Amadeu Guerra sobre Spinumviva: "Se houver fundamento, abriremos inquérito"

O Procurador-Geral da República espera que a averiguação preventiva ao primeiro-ministro e à empresa da familiar Spinumviva esteja concluída até 15 de julho. Numa entrevista ao programa "Justiça Cega", da Rádio Observador, Amadeu Guerra sublinhou que a muita documentação pedida a Luís Montenegro está a ser analisada pela Polícia Judiciária e garantiu que, se houver fundamento, abrirá um inquérito ao chefe do governo.

RTP /
A documentação que foi pedida ao dr. Luís Montenegro é muita. Está na Polícia Judiciária, que está a analisar a documentação”, afirmou.

Amadeu Guerra frisou ainda que manteve na quarta-feira uma conversa com o diretor do Departamento Central de Investigação e Ação Penal (DCIAP) sobre a investigação à empresa familiar de Luís Montenegro.

Segundo o Procurador-Geral da República, o DCIAP “está a analisar a documentação”.

Sobre a abertura do inquérito, Amadeu Guerra garantiu que “gostava que fosse antes das férias judiciais”, que começam a 15 de julho. Não sei se é possível”.

O que eu pedi foi brevidade e celeridade e se houver fundamento para abrir inquérito. Nós abriremos inquérito, como é evidente. Como acontece com todos os cidadãos”, esclareceu.

Amadeu Guerra, que foi indicado pelo primeiro-ministro Luís Montenegro para o cargo de Procurador-Geral da República, garantiu ainda que “nunca fui pressionado por ninguém, para não acusar ou não fazer andar processos ou não denunciar. Para mim, as regras são iguais para todos os cidadãos”.

O Procurador-Geral da República adiantou ainda que "já" falou com Montenegro desde que foi aberta a averiguação preventiva, uma vez que é alguém com quem se encontra frequentemente em cerimónias públicas.

Ele sabe que existe a averiguação preventiva e também sabe os documentos que juntou. Ele sabe. Nós não andámos à procura de documentos. Não preciso lhe dizer porque ele sabe quais são os documentos que lá estão.”

O Ministério Público (MP) abriu uma averiguação preventiva relacionada com o primeiro-ministro e com a empresa Spinumviva em março. Um caso levou à queda do anterior governo de Montenegro.

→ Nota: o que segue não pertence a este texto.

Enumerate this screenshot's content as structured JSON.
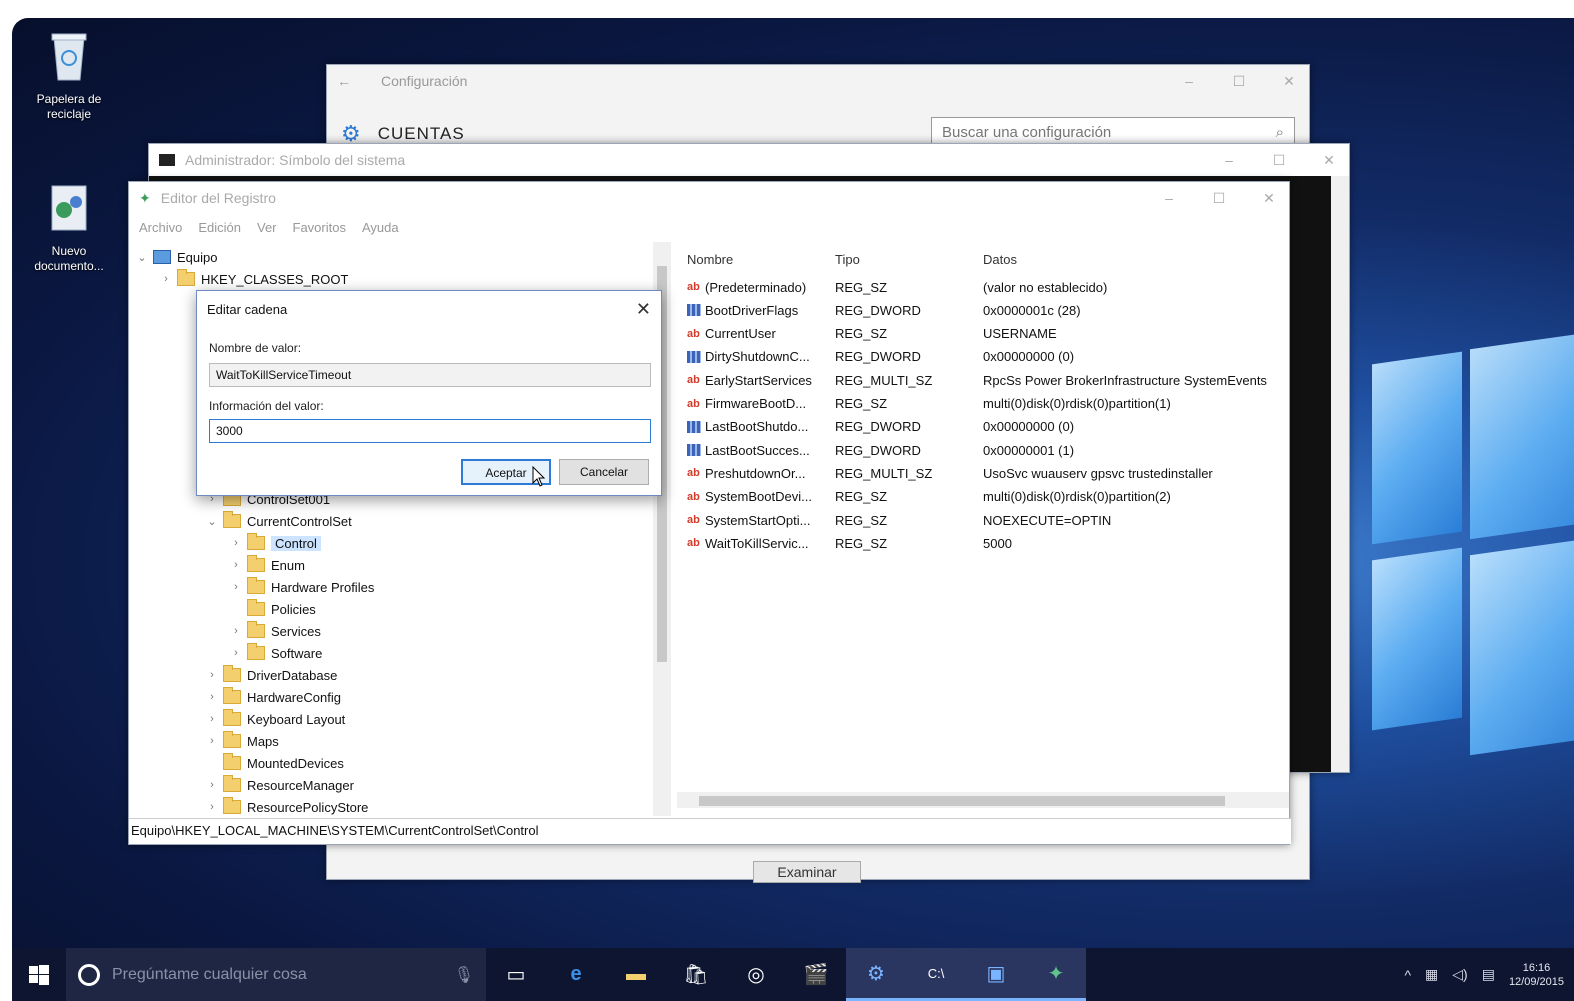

Na altura, Amadeu Guerra explicou que foram recebidas três queixas relacionadas com a empresa e que o objetivo da averiguação preventiva era avaliar se existem elementos para avançar com a abertura de um inquérito. Esta averiguação tem como base informações obtidas em fontes abertas e em documentos solicitados aos envolvidos.

Foi também aberta uma averiguação preventiva à compra de duas casas pelo ex-secretário-geral do Partido Socialista (PS) Pedro Nuno Santos que acabou por ser arquivada.

Sobre o arquivamento da averiguação a Pedro Nuno Santos, Amadeu Guerra disse, então, que o Ministério Público (MP) o fez porque "não encontrou razões absolutamente nenhumas para abrir inquérito".

O procurador-geral da República indicou ainda que a averiguação preventiva ao primeiro-ministro e a sua empresa familiar tem "muito mais documentação" do que a de Pedro Nuno Santos, e que esses mesmos documentos estão a ser analisados pela Polícia Judiciária.

Na última semana, o Procurador-Geral da República anunciou alterações na comunicação das averiguações preventivas do Ministério Público. Sem dar grandes detalhes, alegou a necessidade de proteção dos cidadãos contra a especulação jornalística e a exploração de denúncias anónimas.